The Willat Effect With Gin

The Willat Effect — named for Carl Willat, whose limoncello comparison tasting made me notice it — may happen when you experience two similar versions of one thing close together. (For example, sip one limoncello and then sip another.) The differences between them become clearer, of course. The Willat Effect is the less obvious hedonic change: suddenly the differences matter. Suddenly one version is more pleasant, the other less pleasant. The hedonic changes are large enough to change how I spend money (I buy the better version more, the worse version less). I believe this effect turns people into connoisseurs.

I recently noticed the Willat Effect with gin. As part of a project to buy every type of not-too-expensive alcohol in a nearby liquor store, I bought a bottle of Bombay Sapphire London Dry Gin. I neither like nor dislike gin, it was just something they sold I hadn’t tried. It was medium-priced (about $20). I liked it okay.

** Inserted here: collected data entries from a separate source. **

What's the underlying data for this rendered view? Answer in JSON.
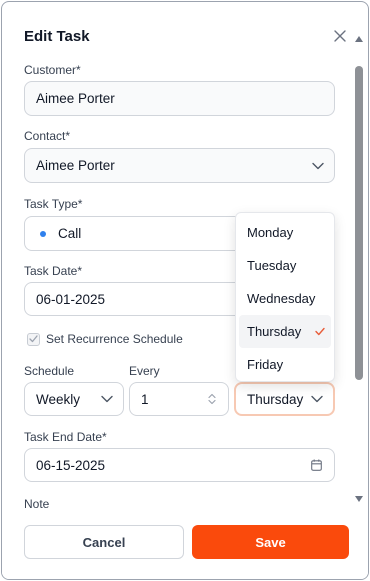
{
  "dialog": {
    "title": "Edit Task"
  },
  "customer": {
    "label": "Customer*",
    "value": "Aimee Porter"
  },
  "contact": {
    "label": "Contact*",
    "value": "Aimee Porter"
  },
  "task_type": {
    "label": "Task Type*",
    "value": "Call"
  },
  "task_date": {
    "label": "Task Date*",
    "value": "06-01-2025"
  },
  "recurrence": {
    "label": "Set Recurrence Schedule",
    "checked": true
  },
  "schedule": {
    "label": "Schedule",
    "value": "Weekly"
  },
  "every": {
    "label": "Every",
    "value": "1"
  },
  "day": {
    "value": "Thursday"
  },
  "day_options": [
    "Monday",
    "Tuesday",
    "Wednesday",
    "Thursday",
    "Friday"
  ],
  "selected_day": "Thursday",
  "task_end_date": {
    "label": "Task End Date*",
    "value": "06-15-2025"
  },
  "note": {
    "label": "Note"
  },
  "buttons": {
    "cancel": "Cancel",
    "save": "Save"
  },
  "colors": {
    "accent": "#fa4a0c",
    "dot": "#2f80ed",
    "check": "#e85d3a"
  }
}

I returned to the liquor store. This time I bought two brands of London dry gin: Tanqueray (about $20) and Greenall’s Special (about $15). At home I tasted them side by side. The Tanqueray was much better, I noticed right away. It was softer, more rounded, and had floral overtones absent from the Greenall’s. Where was the Bombay Sapphire gin on these dimensions? Did it have floral overtones? I had no idea. Now I was curious. One close comparison shifted my buying habits in two ways: (a) I want to make more of these comparisons. I want to try every brand of gin in the liquor store to see if the cheaper brands tasted worse. (b) Apart from these comparisons, I will never buy inferior gin again.

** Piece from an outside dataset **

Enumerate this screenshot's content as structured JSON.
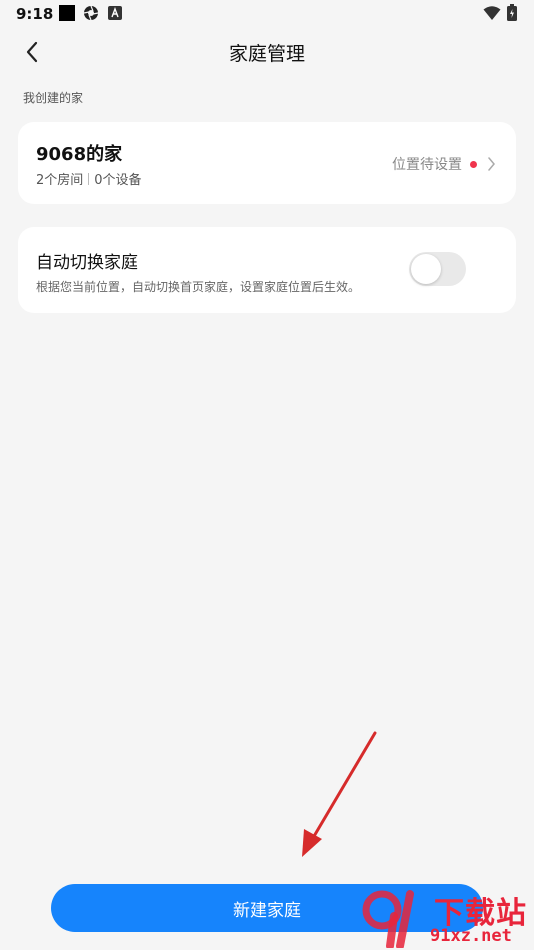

The Willat Effect happens only if the two things being compared are neither too similar nor too dissimilar. Perhaps differently-priced versions of London dry gin are roughly the right distance apart and are a convenient way to demonstrate the effect. It’s easy to get different versions of London dry gin.

The effect interests me because it is (a) practical (a source of enjoyment), (b) a subtle comment on intellectuals (who complain about our “consumerist” society) and economics (I look forward to an economist’s explanation of connoisseurship), and (c) it supports my theory of human evolution, which says connoisseurs came to exist because they promote technological innovation. Connoisseurs make it easier for the most skilled craftsmen — the ones most likely to innovate — to make a living.